Num posto de escuta... Policial - autoria de Anna Wolff

E o mar magnífico ali estava. Reluzente. E eu hipnotizada nele. Observando extasiada o ciclo da vida. Pela madrugada os horizontes róseos. O sol explodindo vida irrompendo na copa das árvores. Bandos de pássaros saindo em revoada. Seis horas da manhã.

- Parece a alegria pura – comentei.
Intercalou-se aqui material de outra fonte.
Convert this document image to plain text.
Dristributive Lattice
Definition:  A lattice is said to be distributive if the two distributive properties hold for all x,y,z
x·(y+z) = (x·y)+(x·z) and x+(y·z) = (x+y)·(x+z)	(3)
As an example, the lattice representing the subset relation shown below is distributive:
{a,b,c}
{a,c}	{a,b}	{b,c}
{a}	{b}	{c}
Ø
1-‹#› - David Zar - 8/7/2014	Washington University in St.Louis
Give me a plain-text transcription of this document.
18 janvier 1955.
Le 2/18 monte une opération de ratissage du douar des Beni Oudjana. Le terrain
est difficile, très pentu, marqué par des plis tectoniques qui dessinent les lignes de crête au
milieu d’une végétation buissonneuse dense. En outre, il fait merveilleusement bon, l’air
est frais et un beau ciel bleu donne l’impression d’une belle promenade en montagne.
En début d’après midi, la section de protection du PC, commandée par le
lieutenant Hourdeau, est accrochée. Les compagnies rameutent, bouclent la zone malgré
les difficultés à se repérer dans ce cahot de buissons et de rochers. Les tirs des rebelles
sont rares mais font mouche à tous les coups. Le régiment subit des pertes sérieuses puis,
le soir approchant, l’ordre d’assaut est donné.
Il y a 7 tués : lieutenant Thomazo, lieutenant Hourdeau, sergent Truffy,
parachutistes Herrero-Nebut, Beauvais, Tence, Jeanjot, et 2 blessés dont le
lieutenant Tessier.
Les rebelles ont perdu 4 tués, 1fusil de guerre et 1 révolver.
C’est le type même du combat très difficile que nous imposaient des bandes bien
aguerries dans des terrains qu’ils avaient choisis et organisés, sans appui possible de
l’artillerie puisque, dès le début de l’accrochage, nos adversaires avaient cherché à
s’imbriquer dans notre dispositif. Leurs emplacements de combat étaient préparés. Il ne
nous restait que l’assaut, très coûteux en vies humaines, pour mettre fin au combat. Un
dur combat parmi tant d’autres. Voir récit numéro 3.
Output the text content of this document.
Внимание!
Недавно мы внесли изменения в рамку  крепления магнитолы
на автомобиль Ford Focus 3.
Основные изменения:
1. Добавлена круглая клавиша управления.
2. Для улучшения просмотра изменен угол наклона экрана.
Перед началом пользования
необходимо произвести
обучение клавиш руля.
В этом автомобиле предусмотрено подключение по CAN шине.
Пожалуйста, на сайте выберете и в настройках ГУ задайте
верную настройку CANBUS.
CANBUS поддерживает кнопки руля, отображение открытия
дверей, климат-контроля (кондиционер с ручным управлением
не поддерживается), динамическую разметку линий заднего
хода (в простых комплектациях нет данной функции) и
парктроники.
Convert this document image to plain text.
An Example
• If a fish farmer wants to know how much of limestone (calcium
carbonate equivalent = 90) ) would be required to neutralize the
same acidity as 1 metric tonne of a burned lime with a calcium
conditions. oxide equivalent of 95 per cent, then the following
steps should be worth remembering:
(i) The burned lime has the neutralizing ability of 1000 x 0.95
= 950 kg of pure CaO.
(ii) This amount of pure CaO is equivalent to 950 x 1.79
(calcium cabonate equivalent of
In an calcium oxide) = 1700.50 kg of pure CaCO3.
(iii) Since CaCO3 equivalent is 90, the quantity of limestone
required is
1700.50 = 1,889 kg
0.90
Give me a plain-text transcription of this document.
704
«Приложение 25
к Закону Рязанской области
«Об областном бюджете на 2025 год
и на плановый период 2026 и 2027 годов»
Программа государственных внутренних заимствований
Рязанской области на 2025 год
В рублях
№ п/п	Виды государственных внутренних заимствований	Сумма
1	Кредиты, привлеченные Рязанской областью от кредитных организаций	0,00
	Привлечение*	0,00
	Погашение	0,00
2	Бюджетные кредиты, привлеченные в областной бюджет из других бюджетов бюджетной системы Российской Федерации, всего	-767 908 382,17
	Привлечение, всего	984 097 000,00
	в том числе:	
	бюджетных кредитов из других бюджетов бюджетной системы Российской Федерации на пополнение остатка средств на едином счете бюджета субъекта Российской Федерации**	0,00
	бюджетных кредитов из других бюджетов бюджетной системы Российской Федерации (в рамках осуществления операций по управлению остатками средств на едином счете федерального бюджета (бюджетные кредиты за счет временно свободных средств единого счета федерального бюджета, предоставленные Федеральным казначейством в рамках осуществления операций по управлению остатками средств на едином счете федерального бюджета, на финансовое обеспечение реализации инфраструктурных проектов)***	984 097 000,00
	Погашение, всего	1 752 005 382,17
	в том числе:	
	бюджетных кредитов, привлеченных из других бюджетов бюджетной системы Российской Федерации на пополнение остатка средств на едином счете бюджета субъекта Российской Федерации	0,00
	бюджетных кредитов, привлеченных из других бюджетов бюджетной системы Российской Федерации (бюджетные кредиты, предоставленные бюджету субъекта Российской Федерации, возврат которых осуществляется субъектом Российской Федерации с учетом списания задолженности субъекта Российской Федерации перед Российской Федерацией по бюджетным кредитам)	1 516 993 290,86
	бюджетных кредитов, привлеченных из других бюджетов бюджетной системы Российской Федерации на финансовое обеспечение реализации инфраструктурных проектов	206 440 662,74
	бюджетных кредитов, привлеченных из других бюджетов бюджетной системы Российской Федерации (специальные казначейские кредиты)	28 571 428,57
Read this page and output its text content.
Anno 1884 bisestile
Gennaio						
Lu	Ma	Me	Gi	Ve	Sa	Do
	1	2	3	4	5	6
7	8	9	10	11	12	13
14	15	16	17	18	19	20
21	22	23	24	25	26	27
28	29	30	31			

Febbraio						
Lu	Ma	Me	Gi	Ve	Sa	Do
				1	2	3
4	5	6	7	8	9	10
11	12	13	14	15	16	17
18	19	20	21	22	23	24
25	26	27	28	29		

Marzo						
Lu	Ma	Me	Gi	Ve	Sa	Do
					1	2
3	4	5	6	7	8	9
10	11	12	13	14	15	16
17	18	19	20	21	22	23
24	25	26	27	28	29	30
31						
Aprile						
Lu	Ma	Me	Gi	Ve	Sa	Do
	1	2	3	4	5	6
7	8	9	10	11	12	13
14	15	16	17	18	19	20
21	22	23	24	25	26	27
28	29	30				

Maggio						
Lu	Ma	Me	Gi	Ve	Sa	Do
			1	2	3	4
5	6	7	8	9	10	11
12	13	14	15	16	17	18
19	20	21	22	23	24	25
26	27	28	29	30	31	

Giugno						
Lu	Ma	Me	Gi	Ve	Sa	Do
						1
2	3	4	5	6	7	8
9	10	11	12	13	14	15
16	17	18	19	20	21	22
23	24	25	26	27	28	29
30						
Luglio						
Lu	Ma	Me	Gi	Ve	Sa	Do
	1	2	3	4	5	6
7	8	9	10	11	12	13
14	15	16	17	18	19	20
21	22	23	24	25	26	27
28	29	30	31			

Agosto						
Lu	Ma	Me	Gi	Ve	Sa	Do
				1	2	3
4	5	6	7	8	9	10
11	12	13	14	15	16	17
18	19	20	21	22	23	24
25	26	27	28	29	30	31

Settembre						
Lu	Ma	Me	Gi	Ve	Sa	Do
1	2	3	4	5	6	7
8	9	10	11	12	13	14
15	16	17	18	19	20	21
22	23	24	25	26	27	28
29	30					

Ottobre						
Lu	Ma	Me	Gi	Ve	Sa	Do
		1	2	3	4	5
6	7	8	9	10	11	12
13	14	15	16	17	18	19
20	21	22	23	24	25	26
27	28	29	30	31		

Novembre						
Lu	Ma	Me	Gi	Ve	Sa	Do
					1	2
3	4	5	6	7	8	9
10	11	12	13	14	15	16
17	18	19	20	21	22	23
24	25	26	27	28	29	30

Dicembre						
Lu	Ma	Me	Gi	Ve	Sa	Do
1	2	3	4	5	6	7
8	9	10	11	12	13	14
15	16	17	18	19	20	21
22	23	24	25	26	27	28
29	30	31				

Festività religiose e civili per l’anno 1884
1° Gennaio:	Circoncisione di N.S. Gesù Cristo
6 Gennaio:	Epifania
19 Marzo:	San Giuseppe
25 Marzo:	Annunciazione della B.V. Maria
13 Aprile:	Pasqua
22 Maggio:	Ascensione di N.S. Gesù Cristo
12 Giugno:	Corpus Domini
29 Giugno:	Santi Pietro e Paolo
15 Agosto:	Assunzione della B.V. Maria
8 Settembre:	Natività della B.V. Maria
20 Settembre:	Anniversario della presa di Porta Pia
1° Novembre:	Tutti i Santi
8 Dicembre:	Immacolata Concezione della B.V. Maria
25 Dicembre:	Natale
Só então percebi que estava falando sozinha. Até minha voz parecia límpida na manhã tão fresca. Aproximei-me do mar. Água gelada. Fiquei ali mais de uma hora. Então cardumes de peixes minúsculos vieram mordiscar meus pés. Sete horas.

Às dez horas aparece então o Sargento Souza – co
mo o batizamos – um cachorro policial triste e silencioso. Por que Sargento Souza? – Ora essa mania que a gente tem de aproximar certas personalidades aos animais. Conhecemos um Sargento Souza deste jeito: triste, silencioso, mas inflexível. Via-se o homem sofrer, a dor estava ali nos olhos, de olhar enevoado e distante. Mas nunca deixou de fazer a sua inspeção sistemática, agressiva. Vejo o cachorro triturar os pedaços de carne que lhe dou: abocanhando-a agressivamente. E vai-se embora.

- Até à tarde, Sargento Souza!

- Sargento Padilha – retifica uma voz masculina muito forte. Sargento Souza é aquele – e me aponta outro Sargento Souza – tão forte e tão grande que faz olhá-lo duas vezes.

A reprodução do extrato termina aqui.